INTRODUCTION
Descriptive analysis is simply how we describe basic features of dataset and obtains of a short summary about the sample and measures of data.
IMPORTING LIBRARIES
import pandas as pd
import numpy as np
import matplotlib.pyplot as plt
% matplotlib inline
import seaborn as sns
from scipy import stats
from scipy.stats import pearsonr
Functions Used In Explarotary Data Analysis
df=pd.read_csv(Assingment2/automobileEDA.csv)
df.head()
df.describe()
df.describe(include='all')
VALUE COUNTS
drive_wheels_counts=df['drive-wheels'].value_counts()
drive_wheels_counts
BOX PLOTS
it is based on visualizing data based numeric data and various distributions
sns.boxplot(x='drive-wheels',y='price',data=df)
df.info()
SCATTER PLOTS
They are datapoints numbers contained in some range
y=df['price']
x=df['engine-size']
plt.scatter(x,y)
plt.title('scatter plot of Engine Size vs Price)
plt.xlabel('Engine Size')
plt.ylabel('Price')
Conclusion:As the engine size is increasing the price too increases
GROUP BY
It is used on categorical variable,groups the data into subsets according to different categories of that variable
GROUP BY DRIVEWHEELS
df_1grp=df_1.groupby(['drive-wheels'],as_insex=False).mean()
df_1grp
GROUP BY BODY STYLE
df[['body-style']].value_counts()
GROUP BY ROWS
df_test=df[['drive-wheels','body-style','price']]
df_test.head()
GROUP BASED ON TWO VARIABLES AND FIND MEAN
df_grp=df_test.groupby9['drive-wheels','body-style'],as_index=False).mean()
df_grp
PIVOT TABLE
it helps in visualizing data in a readable format
df_pivot=df_grp.pivot(index='drive-wheels',columns='body-style')
df_pivot
HEAT MAP PLOT
it takes a rectangular grid of data and assigns a color intensity based on the data value at the grid points.
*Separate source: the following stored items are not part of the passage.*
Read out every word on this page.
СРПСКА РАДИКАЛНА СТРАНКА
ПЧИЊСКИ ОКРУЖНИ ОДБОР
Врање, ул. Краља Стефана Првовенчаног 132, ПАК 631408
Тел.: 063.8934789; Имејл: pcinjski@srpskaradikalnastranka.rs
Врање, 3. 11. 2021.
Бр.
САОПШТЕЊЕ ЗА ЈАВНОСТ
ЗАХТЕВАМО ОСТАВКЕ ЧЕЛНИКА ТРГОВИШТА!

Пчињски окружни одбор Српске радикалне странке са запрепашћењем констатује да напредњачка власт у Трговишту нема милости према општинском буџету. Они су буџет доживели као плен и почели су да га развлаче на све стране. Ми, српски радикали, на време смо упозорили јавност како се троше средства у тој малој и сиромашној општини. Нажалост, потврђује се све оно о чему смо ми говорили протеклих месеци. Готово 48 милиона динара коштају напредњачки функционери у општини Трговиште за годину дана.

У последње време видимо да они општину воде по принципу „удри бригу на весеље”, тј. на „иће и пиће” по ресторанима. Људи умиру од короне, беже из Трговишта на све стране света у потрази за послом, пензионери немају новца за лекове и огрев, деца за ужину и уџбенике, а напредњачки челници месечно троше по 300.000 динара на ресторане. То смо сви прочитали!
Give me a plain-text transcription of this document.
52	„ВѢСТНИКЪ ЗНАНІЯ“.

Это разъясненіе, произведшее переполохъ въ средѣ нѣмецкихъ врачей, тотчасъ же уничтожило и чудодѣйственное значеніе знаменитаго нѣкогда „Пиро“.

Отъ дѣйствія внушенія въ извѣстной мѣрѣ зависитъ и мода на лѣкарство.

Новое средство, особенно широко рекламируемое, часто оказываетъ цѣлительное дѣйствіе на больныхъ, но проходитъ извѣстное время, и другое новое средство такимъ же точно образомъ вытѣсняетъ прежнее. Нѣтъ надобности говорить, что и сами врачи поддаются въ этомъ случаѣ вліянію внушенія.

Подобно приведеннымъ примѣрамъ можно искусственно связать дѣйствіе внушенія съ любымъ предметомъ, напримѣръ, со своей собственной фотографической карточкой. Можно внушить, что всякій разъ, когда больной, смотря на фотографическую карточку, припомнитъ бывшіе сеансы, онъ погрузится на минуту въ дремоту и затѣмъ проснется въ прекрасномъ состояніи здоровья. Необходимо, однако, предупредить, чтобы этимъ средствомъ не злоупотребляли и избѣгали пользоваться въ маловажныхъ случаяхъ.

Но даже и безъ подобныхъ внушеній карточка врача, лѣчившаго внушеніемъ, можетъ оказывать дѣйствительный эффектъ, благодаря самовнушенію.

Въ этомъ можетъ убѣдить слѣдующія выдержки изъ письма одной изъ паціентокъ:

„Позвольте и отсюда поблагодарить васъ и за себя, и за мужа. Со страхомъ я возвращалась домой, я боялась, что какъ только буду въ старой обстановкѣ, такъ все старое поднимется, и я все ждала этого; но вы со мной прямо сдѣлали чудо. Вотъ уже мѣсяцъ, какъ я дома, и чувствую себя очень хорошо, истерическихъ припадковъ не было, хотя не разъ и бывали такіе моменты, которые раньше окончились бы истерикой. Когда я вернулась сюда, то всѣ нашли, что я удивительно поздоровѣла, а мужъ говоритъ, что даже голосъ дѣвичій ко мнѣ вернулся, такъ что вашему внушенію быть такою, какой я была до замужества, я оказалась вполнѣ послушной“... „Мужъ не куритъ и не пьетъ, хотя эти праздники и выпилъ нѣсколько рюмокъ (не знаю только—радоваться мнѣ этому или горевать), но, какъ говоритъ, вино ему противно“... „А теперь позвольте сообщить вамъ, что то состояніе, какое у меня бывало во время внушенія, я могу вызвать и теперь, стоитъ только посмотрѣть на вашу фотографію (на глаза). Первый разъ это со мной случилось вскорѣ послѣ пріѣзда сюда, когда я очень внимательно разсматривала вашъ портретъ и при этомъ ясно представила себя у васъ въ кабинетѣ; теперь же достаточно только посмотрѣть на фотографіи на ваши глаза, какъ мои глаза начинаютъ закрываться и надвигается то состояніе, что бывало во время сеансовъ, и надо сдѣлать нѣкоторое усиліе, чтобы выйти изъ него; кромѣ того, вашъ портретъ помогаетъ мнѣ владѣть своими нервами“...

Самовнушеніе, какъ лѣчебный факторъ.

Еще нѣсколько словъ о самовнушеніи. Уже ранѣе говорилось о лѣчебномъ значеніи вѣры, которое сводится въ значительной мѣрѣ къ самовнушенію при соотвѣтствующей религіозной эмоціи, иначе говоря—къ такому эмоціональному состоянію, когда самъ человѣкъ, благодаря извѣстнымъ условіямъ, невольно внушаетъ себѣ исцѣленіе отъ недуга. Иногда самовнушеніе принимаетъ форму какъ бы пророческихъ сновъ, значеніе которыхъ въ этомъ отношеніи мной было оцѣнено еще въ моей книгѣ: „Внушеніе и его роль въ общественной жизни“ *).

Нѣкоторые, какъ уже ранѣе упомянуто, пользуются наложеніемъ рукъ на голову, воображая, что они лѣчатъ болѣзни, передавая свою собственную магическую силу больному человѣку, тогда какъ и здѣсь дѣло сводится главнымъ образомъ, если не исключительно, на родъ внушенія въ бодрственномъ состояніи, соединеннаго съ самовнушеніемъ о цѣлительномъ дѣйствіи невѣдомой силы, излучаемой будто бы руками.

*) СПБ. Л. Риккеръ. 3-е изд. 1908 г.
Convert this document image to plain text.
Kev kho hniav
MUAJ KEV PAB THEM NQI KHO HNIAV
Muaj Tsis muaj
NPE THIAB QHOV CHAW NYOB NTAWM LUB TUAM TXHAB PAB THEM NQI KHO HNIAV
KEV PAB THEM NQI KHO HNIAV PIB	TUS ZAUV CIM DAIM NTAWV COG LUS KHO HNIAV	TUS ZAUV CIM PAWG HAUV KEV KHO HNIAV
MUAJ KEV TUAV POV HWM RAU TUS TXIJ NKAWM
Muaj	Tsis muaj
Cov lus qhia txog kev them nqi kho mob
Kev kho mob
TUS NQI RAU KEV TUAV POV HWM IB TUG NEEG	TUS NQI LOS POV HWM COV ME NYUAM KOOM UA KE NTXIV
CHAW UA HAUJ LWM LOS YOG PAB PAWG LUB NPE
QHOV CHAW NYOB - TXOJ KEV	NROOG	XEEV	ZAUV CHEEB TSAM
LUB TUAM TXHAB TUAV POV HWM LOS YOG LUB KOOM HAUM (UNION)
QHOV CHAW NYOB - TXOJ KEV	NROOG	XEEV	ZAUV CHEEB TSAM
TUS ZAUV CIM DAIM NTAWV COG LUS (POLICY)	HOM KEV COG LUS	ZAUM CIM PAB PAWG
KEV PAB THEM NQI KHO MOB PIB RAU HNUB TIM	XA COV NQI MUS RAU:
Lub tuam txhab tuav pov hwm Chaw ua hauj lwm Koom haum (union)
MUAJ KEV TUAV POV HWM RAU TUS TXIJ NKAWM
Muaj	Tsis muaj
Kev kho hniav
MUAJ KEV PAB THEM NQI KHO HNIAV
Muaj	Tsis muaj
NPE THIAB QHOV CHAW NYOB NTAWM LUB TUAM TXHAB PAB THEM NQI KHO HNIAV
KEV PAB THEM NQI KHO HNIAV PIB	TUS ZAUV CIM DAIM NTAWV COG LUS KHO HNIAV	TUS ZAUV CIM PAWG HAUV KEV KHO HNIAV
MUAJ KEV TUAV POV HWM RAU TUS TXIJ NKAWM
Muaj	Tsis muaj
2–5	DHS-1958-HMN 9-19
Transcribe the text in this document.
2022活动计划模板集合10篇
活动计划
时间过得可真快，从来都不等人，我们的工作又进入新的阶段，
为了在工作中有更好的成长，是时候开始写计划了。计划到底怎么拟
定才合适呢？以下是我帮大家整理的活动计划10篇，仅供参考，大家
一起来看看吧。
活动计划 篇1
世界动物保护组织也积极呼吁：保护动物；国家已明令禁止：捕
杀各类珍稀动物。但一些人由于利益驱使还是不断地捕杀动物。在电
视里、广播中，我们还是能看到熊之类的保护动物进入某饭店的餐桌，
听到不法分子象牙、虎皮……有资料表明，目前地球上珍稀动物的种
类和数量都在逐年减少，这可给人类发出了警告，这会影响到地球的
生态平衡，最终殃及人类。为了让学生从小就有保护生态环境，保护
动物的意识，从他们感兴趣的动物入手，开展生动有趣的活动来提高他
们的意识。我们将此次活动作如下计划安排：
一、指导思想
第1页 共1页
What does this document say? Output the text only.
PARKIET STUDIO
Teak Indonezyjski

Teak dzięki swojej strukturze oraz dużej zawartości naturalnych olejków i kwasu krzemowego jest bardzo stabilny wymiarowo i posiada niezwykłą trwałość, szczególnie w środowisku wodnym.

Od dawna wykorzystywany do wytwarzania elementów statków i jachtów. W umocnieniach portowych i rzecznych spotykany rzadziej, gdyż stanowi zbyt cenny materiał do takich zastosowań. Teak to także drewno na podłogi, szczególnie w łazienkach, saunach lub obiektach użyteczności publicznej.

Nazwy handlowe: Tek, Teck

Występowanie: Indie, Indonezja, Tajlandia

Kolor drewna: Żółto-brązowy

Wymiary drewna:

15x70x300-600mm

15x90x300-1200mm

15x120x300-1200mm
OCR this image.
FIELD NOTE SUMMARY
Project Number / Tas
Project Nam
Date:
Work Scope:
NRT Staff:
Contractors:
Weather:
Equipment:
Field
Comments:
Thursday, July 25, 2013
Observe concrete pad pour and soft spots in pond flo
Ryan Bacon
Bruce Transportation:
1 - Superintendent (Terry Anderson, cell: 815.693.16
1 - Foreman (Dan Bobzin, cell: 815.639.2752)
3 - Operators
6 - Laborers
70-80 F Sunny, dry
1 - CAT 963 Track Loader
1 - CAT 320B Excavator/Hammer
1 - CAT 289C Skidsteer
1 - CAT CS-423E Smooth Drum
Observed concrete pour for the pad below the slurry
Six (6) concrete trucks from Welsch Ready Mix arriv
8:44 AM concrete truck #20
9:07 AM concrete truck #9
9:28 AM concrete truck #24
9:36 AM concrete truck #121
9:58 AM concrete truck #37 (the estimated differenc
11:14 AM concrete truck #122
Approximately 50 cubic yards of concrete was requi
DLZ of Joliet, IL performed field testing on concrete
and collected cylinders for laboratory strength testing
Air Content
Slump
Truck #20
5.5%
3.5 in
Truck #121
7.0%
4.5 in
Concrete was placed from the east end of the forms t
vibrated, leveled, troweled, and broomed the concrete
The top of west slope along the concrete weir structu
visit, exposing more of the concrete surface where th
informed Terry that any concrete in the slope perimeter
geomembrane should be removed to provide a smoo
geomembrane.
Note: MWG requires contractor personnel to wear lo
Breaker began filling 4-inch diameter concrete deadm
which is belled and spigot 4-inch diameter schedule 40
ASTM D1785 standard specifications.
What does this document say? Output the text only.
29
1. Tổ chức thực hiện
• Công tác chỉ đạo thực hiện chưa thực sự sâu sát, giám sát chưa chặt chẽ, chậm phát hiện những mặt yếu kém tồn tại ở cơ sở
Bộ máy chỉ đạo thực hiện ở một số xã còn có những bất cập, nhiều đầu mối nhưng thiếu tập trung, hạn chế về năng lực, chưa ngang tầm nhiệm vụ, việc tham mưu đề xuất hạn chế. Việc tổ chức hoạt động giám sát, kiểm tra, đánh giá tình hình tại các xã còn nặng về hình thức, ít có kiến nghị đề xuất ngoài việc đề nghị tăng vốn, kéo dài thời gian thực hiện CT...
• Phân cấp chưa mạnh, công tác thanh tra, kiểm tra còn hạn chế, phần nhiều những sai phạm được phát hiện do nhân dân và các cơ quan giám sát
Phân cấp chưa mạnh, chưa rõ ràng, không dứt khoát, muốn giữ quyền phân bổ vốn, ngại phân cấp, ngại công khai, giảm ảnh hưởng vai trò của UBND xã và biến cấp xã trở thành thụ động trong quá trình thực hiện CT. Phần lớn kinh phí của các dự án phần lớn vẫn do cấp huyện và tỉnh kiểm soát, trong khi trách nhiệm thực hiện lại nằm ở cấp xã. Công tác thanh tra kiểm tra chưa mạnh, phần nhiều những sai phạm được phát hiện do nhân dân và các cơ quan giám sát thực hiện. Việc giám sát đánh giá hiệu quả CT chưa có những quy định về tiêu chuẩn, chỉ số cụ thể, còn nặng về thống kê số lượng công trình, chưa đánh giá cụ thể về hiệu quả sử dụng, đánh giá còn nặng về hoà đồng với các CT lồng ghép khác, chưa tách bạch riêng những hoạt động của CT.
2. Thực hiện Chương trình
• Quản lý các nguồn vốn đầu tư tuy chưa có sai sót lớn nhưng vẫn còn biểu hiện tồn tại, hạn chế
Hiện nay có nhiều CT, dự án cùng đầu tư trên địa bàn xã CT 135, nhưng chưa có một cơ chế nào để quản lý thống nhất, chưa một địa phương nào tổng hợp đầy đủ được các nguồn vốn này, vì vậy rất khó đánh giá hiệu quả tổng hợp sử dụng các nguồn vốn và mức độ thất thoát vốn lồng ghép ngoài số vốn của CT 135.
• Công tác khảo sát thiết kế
plt.pcolor(df_pivot,cmap='RdBu')
plt.colorbar()
plt.show()
CORRELATION
It is a statistical metric for measuring to what extent different variables are independent.
sns.regplot(x='engine-size',y='price',data=df)
plt.ylim(0,)
WEAK CORRELATION
sns=regplot(x='highway-mpg',y='price',data=df)
plt.ylim(0,)
CORRELATION STATISTICS
it will be based according two methods:
1)correlation coefficient,it uses +1,-1,0
2)P-values,it tells us how certain we are about the correlation with calculated values
REMOVE ROWS WITH NAN OR INFINITE VALUES
df_cleaned=df[['horsepower','price']].dropna()
df_cleaned=df_cleaned[np.isfinite(df_cleaned).all(1)]
CALCULATE PEARSON CORRELATION
pearson_coef,p.value_stats.peasonor(df_cleaned['horsepower'],df_cleaned['price'])
pearson_coef,p_value
CORRELATION MATRIX
df_numeric=df.select_dtypes(include=[float,int])
corr_matri=df_numeric.corr()
corr_matrix
VISUALIZE HEATMAP
plt.figurre(figuresize=(10,8))
sns.heatmap(corr_matrix,annot=True,cmap='coolwarm',fmt='.2f',linewidths=0.5)
plt.title('Correlation Heatmap')
plt.show()
CONCLUSION
As the engine size is increasing the price too increases.